En 2010 la parenthèse otanienne s’était achevée par un retour vers la Russie avec l’élection de Vicktor Ianoukovitch. Nous sommes donc dans une nouvelle tentative aujourd’hui. Les force euro-atlantiques constatent que Poutine parvient à reconstruire la zone d’influence russe grâce à l’Union douanière qu’il propose et que l’Arménie vient d’accepter. Il faut dire que les arguments russes sont concrets : une énergie à prix préférentiel, un commerce bilatéral réel et qui représente plus du tiers du commerce ukrainien aujourd’hui. En face, il n’y a que mirage et illusion. Pour l’Ukraine intégrer l’Union européenne cela reviendrait à choisir l’Union soviétique en 1989 ! L’Union européenne est en crise, peut-être en train de disparaître. Qu’a-t-elle à proposer à l’Ukraine, un pays de 45 millions d’habitants ? C’est la perspective d’un effondrement mutuel accéléré, sans doute souhaitée par Washington.
2) Comment interprétez vous la résistance des institutions ukrainiennes aux forces de l’unipolarité ?

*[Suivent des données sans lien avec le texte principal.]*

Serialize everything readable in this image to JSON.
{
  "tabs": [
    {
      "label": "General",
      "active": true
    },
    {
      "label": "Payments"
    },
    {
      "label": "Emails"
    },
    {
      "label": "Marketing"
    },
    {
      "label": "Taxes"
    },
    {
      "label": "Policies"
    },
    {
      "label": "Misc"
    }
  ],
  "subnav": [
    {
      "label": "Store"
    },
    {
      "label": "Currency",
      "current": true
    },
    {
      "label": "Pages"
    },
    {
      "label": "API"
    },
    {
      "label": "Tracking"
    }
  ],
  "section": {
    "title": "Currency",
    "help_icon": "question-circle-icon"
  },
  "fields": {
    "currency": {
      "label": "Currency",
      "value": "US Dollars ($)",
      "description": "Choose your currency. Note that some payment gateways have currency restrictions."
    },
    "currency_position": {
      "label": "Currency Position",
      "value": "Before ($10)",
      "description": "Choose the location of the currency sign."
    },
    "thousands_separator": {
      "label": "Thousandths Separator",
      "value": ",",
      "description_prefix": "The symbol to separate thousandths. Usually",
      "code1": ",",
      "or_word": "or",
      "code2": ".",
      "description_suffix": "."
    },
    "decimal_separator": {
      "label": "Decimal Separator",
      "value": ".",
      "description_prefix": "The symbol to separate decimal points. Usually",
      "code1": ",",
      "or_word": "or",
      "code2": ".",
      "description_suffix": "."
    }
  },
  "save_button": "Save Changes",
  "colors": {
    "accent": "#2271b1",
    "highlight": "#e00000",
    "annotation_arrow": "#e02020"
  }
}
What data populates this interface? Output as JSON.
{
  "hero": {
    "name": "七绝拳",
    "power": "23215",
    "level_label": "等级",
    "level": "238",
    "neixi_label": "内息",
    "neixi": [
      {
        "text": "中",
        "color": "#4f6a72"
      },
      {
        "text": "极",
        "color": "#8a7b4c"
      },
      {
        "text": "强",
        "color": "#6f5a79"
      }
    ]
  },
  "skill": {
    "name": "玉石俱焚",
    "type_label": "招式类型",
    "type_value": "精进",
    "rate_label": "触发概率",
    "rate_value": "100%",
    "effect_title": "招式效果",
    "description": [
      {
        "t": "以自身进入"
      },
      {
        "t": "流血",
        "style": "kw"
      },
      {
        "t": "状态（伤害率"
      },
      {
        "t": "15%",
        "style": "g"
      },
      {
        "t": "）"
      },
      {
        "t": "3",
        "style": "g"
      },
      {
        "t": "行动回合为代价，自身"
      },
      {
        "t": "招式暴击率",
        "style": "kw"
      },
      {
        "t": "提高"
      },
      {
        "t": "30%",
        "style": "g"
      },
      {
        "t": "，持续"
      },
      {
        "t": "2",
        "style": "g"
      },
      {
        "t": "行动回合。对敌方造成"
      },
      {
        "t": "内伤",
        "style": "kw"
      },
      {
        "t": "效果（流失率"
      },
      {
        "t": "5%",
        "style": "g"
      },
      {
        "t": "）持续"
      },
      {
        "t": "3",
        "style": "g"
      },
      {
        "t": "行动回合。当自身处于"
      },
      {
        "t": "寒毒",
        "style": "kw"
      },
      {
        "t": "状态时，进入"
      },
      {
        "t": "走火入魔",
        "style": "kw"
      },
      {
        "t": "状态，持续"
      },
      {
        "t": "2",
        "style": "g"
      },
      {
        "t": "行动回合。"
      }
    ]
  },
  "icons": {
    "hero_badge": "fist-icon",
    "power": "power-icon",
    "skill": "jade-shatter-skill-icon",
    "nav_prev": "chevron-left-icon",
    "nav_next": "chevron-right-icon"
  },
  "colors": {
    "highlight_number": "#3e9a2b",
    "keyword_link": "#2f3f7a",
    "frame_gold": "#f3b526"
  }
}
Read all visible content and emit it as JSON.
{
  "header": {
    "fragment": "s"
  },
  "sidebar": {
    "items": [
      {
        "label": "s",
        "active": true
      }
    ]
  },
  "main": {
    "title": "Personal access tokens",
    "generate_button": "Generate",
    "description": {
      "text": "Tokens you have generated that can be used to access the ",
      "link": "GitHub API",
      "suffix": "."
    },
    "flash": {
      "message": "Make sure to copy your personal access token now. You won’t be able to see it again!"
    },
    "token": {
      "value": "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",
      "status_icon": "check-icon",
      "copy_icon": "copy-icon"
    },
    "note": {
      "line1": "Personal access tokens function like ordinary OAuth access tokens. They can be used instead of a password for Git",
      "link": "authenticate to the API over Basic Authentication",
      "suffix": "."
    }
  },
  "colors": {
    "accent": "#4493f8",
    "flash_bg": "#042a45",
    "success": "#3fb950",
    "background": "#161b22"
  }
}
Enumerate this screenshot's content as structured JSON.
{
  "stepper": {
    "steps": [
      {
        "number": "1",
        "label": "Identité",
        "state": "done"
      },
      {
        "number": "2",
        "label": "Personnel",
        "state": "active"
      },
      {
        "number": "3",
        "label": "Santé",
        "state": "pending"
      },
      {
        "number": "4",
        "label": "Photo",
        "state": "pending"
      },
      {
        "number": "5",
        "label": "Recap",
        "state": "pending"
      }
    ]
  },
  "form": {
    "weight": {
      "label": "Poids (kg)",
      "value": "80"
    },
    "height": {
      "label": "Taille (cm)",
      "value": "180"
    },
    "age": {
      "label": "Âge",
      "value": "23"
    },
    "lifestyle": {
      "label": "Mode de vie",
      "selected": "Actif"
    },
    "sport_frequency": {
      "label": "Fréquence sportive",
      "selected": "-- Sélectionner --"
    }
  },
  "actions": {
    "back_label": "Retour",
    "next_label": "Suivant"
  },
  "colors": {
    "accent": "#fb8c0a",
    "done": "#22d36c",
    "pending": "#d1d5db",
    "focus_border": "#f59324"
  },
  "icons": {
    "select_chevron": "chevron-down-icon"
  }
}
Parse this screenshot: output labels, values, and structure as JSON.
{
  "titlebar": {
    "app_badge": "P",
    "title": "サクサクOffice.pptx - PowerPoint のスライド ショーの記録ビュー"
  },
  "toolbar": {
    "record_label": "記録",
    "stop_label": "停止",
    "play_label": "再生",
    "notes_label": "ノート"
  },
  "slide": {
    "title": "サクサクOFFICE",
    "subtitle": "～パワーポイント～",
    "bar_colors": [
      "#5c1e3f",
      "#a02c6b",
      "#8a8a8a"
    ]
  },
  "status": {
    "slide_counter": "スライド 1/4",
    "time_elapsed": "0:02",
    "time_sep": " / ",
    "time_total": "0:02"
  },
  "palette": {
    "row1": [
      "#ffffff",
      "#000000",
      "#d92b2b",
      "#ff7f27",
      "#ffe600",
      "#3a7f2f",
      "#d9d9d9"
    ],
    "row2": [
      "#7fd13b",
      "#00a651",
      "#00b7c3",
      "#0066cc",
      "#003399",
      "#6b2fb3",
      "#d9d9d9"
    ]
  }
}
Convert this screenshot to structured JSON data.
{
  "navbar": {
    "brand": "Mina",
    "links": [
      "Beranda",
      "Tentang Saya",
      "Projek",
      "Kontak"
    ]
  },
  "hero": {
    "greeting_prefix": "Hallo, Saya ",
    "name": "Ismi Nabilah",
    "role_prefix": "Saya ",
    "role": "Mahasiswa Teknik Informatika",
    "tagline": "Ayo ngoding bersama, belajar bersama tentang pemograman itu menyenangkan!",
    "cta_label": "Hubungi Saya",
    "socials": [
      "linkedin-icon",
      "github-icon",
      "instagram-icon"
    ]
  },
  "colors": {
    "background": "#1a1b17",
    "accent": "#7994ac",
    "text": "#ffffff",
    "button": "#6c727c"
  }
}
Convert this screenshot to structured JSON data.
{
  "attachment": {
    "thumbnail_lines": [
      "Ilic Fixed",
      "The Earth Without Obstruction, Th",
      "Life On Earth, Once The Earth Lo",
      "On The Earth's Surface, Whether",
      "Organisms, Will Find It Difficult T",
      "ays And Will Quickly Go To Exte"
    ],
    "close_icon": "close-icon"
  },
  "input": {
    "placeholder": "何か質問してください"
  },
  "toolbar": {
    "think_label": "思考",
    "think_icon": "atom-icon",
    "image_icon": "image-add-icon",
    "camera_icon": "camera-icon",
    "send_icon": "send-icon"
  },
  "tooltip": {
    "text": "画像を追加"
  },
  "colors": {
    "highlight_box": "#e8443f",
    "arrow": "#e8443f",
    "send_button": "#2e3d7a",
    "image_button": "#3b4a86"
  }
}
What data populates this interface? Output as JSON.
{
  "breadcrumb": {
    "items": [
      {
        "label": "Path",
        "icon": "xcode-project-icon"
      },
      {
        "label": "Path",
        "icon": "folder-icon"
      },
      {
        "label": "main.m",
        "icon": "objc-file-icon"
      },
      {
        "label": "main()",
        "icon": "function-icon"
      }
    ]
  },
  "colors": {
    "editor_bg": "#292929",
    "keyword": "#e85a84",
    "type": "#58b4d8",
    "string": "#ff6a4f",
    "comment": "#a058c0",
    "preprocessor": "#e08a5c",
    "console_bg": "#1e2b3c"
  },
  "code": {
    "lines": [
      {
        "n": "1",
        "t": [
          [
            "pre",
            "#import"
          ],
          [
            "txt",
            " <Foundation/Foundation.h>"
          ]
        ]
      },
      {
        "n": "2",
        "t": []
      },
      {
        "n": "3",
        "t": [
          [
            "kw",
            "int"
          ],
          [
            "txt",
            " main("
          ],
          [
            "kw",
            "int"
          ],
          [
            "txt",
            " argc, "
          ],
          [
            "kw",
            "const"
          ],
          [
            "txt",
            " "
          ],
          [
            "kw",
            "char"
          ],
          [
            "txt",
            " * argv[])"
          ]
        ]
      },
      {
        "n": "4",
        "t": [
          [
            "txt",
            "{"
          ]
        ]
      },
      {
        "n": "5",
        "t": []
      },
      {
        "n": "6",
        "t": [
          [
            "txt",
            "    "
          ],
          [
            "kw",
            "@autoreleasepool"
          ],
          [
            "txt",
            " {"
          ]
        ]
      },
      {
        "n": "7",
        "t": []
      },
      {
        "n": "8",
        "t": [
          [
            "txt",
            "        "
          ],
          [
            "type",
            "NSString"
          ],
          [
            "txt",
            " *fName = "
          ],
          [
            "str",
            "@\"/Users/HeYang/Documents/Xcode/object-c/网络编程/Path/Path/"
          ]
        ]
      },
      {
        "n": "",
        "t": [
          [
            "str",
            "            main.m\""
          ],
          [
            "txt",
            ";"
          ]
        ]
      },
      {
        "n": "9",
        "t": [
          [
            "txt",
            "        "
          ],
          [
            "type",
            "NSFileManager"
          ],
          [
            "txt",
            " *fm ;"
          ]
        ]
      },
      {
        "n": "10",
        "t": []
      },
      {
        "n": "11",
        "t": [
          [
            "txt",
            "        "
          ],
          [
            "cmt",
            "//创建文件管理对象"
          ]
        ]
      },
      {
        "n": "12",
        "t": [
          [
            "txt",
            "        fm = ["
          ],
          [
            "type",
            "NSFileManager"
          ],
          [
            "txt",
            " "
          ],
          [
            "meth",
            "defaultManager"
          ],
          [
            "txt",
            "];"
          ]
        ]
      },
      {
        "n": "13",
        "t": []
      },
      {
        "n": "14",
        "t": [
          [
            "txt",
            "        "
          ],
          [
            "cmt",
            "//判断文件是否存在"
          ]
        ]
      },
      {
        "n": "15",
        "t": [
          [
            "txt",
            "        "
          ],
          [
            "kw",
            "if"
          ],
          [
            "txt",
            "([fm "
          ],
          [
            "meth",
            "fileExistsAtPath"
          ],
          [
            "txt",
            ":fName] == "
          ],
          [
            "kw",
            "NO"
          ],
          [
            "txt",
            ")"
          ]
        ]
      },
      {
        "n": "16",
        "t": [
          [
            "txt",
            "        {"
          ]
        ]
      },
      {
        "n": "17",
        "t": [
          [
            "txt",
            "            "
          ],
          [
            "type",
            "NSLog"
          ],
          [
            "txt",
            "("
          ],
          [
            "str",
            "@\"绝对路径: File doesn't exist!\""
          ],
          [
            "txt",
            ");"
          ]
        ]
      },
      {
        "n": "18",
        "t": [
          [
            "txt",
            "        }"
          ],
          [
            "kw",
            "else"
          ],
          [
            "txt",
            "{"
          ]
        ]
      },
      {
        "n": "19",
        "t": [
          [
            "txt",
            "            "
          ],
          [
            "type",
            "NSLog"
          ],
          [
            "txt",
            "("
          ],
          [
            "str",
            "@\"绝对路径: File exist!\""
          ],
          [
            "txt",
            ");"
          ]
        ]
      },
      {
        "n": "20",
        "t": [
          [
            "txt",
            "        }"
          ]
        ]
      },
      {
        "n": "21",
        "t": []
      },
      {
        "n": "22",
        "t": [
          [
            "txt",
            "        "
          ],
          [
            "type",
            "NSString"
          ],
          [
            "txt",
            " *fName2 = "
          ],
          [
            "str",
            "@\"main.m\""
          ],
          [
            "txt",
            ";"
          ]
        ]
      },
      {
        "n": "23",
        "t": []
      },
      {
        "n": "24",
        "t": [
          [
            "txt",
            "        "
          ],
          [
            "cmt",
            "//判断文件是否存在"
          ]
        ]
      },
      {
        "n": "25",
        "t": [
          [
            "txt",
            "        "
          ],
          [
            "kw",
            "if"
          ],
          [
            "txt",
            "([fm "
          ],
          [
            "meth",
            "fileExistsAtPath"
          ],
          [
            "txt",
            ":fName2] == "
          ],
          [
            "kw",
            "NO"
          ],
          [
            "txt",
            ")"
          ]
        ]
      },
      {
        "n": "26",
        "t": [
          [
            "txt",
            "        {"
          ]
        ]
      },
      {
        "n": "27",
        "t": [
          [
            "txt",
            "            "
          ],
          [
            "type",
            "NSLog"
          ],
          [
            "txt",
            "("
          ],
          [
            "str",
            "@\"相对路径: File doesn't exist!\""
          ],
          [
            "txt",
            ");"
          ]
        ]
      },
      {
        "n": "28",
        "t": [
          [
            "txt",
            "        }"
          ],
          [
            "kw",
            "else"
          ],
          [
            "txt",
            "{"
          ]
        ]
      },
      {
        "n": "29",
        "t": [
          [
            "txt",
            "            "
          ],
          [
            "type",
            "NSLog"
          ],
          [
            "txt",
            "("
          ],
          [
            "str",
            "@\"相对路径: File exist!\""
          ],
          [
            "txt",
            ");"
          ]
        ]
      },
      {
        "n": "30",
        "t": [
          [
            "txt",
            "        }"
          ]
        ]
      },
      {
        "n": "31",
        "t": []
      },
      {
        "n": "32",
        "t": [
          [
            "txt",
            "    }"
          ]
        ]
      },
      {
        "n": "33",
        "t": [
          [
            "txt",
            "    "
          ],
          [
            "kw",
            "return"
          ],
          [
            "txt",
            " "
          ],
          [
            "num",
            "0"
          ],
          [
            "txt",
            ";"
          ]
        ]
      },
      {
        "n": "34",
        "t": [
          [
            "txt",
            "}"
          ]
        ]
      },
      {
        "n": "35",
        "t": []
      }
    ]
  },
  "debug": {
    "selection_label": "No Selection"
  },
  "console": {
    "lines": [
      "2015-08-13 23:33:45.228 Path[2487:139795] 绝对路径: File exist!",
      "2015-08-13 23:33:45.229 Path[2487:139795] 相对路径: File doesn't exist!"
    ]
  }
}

Le président ukrainien, soutenu par le parti des régions pro-russe, qui peut s’appuyer au moins sur une Ukraine orientale qui représente les 2/3 du PIB du pays n’est certainement pas une marionnette de la Russie comme veulent le faire croire nos médias. Sinon pourquoi aurait-il eu des relations tendues avec Moscou à plusieurs reprises, à propos du gaz notamment ? Ce président a essayé de défendre l’intérêt ukrainien à plusieurs reprises dans le dossier énergétique et cherchait à trouver un équilibre entre l’Union européenne et la Russie. Son approche n’était pas dogmatique mais réaliste. Seulement il s’est rendu compte que les Européens, inféodés aux Etats-Unis n’avaient qu’un seul objectif obsessionnel : couper Kiev de Moscou et créer une fracture entre les deux pays. Il a pesé le pour et le contre et s’est rendu compte qu’il ne pouvait pas prendre le risque d’une sécession de l’Est qui aurait résulté d’un retournement unilatéral vers l’Union européenne.
3) Comment jugez vous la retranscription médiatique de ces événements ?
Aussi caricaturale qu’elle le fut en 2004 ! On présente les gentils Ukrainiens pro-Europe que l’on oppose aux méchants pro-russes. Comme d’habitude c’est de la propagande du Financial Times recopiée mot à mot dans les journaux français. C’est désolant. On ne voit par, par exemple, les médias s’intéresser aux mouvements d’extrême-droite qui constituent, dans des proportions au moins aussi fortes que les islamistes radicaux dans l’opposition syrienne, une large part des manifestants. Dans ce cas là, il y a tout à coup la « bonne extrême droite », celle qui est rendue invisible aux yeux du grand public français. Le traitement de cette crise révèle une fois de plus la pauvreté du journalisme français, sa misère intellectuelle et sa soumission aux schémas transatlantiques. Moi qui lit beaucoup la presse anglo-saxonne, je suis atterré d’y trouver davantage d’esprit critique que dans nos propres médias.